FAQ’s related to starting DHEA supplementation

FAQ’s related to starting DHEA supplementation

Q: Do I need to have my DHEA level tested before starting to supplement?

A: First of all, the information you want is your serum DHEA sulfate, abbreviated DHEAS. This is the stable storage form of DHEA. Free DHEA is also testable, but is mainly used in endocrine research. So make sure ask for DHEAS.

Testing isn’t required before taking a moderate dose. Synergized DHEA for men provides 25 mg per capsule, so a two capsule dose (one at bedtime and one upon arising) provides the amount used in most human clinical trials. We also know from published research that men have a large dose window, since amounts as high as 1,200 mg/d have been used without producing adverse side effects. Synergized DHEA for women provides 15 mg/d since the dose window for women is smaller. The vast majority of our female customers do quite well with a two capsule dose, but most start with one capsule to evaluate the benefits. Signs of excess DHEA include acne, irritability and / or what Natalie calls “inappropriate assertiveness.” 

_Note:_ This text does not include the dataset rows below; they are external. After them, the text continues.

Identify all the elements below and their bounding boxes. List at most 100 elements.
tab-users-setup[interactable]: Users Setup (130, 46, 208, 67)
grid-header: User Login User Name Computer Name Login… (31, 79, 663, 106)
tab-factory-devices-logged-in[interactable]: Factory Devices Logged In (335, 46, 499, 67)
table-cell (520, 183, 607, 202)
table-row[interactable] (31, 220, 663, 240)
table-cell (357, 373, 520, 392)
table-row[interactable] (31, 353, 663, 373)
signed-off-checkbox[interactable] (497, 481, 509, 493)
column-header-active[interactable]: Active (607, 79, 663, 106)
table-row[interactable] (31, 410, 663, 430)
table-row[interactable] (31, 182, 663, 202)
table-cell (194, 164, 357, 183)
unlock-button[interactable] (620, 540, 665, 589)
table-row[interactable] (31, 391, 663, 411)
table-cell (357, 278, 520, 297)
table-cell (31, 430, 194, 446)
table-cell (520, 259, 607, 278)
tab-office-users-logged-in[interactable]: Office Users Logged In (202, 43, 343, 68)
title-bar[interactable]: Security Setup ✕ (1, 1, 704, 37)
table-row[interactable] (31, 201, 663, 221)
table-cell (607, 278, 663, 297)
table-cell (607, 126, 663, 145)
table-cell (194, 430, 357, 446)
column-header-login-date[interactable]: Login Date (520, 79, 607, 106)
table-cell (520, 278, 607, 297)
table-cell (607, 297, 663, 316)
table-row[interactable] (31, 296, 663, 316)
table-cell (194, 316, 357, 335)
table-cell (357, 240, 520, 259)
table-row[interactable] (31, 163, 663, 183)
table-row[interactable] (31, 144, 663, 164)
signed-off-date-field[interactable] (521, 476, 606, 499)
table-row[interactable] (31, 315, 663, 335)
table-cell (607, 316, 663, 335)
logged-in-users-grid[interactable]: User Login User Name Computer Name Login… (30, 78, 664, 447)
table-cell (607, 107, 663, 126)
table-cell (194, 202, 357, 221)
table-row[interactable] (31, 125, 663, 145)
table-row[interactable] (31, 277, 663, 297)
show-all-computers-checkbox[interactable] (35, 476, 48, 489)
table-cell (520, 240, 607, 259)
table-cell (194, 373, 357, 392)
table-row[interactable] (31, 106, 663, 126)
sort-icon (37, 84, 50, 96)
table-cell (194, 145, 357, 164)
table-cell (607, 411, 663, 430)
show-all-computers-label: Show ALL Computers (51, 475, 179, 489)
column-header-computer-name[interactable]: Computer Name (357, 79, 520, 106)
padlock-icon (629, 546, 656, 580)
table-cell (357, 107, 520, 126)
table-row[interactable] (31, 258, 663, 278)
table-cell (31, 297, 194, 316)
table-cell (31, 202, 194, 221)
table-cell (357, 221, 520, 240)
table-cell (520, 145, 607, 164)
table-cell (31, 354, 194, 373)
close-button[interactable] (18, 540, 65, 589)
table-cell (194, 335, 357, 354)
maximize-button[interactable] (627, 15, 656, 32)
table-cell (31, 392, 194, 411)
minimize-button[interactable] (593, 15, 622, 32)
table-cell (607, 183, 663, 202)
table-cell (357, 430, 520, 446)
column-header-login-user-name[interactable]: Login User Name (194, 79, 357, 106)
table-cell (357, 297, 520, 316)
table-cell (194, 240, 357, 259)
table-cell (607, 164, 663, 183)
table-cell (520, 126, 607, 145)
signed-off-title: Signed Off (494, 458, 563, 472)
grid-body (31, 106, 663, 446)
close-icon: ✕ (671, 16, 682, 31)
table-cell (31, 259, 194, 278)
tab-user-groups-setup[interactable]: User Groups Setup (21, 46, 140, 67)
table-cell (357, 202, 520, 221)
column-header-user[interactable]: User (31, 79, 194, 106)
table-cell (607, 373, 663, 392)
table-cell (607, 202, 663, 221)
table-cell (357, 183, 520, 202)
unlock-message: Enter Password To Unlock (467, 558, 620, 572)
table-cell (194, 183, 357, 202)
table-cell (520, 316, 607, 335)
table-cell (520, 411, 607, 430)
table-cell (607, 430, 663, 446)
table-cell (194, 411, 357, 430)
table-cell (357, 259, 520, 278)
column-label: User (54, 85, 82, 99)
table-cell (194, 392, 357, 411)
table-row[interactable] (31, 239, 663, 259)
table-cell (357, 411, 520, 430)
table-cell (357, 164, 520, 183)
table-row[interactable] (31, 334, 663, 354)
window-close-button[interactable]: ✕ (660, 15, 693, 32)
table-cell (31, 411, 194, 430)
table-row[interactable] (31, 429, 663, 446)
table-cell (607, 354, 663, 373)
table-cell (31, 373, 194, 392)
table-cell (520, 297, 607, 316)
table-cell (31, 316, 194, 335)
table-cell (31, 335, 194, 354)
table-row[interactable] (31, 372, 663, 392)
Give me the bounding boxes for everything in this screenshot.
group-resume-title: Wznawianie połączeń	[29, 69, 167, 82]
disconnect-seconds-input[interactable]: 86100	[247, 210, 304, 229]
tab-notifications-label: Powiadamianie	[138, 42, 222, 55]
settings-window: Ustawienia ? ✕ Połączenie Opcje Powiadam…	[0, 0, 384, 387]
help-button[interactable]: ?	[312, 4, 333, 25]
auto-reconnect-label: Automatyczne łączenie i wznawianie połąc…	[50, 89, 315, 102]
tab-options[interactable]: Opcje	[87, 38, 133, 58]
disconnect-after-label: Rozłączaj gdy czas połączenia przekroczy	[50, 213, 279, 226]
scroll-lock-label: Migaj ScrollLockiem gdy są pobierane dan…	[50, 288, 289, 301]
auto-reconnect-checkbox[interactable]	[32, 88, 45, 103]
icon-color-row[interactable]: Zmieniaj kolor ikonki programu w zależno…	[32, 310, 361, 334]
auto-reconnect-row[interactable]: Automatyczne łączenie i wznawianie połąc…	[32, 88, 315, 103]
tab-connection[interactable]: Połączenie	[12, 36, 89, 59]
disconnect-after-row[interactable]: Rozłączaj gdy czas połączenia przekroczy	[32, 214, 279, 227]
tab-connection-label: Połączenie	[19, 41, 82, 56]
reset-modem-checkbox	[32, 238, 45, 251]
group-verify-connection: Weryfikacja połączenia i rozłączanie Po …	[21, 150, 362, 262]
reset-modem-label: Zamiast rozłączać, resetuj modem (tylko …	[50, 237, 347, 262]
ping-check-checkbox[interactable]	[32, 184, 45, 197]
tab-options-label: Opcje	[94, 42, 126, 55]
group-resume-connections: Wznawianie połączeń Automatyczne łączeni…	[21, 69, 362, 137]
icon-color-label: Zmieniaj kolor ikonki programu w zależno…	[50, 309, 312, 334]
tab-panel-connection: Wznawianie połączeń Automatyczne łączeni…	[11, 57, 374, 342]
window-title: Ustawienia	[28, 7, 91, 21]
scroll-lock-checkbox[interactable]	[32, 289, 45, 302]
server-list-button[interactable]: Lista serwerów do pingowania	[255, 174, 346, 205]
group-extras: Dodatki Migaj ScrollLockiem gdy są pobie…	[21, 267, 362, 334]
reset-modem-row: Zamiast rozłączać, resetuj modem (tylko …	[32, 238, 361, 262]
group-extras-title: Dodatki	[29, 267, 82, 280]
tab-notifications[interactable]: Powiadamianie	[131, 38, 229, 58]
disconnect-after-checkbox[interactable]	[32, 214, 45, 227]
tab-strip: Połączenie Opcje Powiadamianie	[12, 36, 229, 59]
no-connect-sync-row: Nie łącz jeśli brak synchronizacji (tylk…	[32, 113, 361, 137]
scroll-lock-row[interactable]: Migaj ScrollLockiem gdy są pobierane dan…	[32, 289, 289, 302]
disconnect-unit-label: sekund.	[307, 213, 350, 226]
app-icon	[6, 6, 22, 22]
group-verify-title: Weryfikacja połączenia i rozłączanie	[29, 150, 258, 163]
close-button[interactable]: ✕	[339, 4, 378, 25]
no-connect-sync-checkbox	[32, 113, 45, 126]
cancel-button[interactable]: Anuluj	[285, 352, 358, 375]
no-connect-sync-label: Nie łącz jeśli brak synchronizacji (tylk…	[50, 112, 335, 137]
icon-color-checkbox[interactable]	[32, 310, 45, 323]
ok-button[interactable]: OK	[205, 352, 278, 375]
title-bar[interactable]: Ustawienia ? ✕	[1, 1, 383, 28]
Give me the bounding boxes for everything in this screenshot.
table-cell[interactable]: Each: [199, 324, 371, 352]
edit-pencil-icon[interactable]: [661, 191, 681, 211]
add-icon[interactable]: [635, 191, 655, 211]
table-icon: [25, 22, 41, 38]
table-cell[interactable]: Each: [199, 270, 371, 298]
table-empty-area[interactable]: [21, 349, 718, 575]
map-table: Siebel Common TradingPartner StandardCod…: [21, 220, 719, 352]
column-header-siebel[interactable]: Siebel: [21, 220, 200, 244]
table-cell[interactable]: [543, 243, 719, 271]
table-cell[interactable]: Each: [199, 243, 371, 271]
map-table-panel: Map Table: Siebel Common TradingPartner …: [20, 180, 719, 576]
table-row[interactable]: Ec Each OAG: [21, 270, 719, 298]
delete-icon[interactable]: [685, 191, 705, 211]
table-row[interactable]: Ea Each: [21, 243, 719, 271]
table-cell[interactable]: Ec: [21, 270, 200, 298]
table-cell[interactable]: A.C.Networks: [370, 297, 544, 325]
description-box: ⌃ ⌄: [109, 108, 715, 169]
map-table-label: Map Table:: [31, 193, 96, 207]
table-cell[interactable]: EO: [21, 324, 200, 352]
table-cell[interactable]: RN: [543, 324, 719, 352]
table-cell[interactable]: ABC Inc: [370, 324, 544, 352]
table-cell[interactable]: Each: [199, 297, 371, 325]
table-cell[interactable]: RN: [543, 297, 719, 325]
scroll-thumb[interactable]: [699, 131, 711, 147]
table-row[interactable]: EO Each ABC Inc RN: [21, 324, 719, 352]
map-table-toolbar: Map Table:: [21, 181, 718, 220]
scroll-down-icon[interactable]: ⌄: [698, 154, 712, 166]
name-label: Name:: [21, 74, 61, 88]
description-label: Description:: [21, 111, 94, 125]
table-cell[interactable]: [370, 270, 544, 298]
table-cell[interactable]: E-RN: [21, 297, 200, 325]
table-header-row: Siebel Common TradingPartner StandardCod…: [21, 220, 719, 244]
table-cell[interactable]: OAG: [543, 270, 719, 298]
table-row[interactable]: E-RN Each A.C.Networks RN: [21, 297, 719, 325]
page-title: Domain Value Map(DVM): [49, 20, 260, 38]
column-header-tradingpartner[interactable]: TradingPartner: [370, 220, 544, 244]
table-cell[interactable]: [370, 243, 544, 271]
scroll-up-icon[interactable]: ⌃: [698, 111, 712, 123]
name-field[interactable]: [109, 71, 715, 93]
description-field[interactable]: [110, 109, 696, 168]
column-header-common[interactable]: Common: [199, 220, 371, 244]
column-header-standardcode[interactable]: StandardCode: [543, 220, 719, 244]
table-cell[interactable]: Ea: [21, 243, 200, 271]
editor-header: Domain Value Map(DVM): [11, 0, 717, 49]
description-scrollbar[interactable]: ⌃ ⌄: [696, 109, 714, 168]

Bottom line: we feel that a moderate dose does not require pre-testing, but you should consider including this test in your annual blood chemistry. Be aware that your doctor may question this and might even refuse to check that box on your lab requisition. The good news is that you don’t need a doctor to obtain this important information. Excellent blood test panels are available from Life Extension or AnyLabTestNow. 

https://www.anylabtestnow.com/

https://www.lifeextension.com/lab-testing/lab-tests-a-to-z

Two things to know: 

  1. If you are taking DHEA, you should TAKE your evening dose the night before the test, but SKIP your morning dose, and have your blood drawn before noon. That will give provide your DHEA status in the supplemented state. 
  2. You will be in the “normal” range. That’s because the reference range is literally the amount of DHEA sulfate in the blood of people your age. Since some people are extremely low, the reference range is likely to range from 25 to 250 mcg/dL. You don’t have to be a statistician to see how absurd this is. How can one woman be normal, and another woman of the same age be considered normal with 10 times as much DHEA sulfate? 

Thus, we suggest you disregard the reference range and aim for Optimal. As described in our book, The Metabolic Makeover, the optimal range  for women is 200 to 250 mcg/dL. For men, 350 to 500 mcg/mL. The advantage of supplementing first and testing 3 to 6 months later is that you can adjust your dose accordingly. 

Q: I’ve been reading your book, and it looks like I should also be taking 7-Keto.

You’ve been reading The Metabolic Plan, written in 2003. Excellent information, but research since then has not shown significant benefits over what will be obtained from DHEA. The sole exceptions would be women on anti-estrogen drugs like Tamoxifen and men on testosterone blockade (chemical castration). In those cases, taking DHEA would be contrary to the doctor’s treatment plan, and 7-Keto (since it is not converted to sex steroids) would be preferable.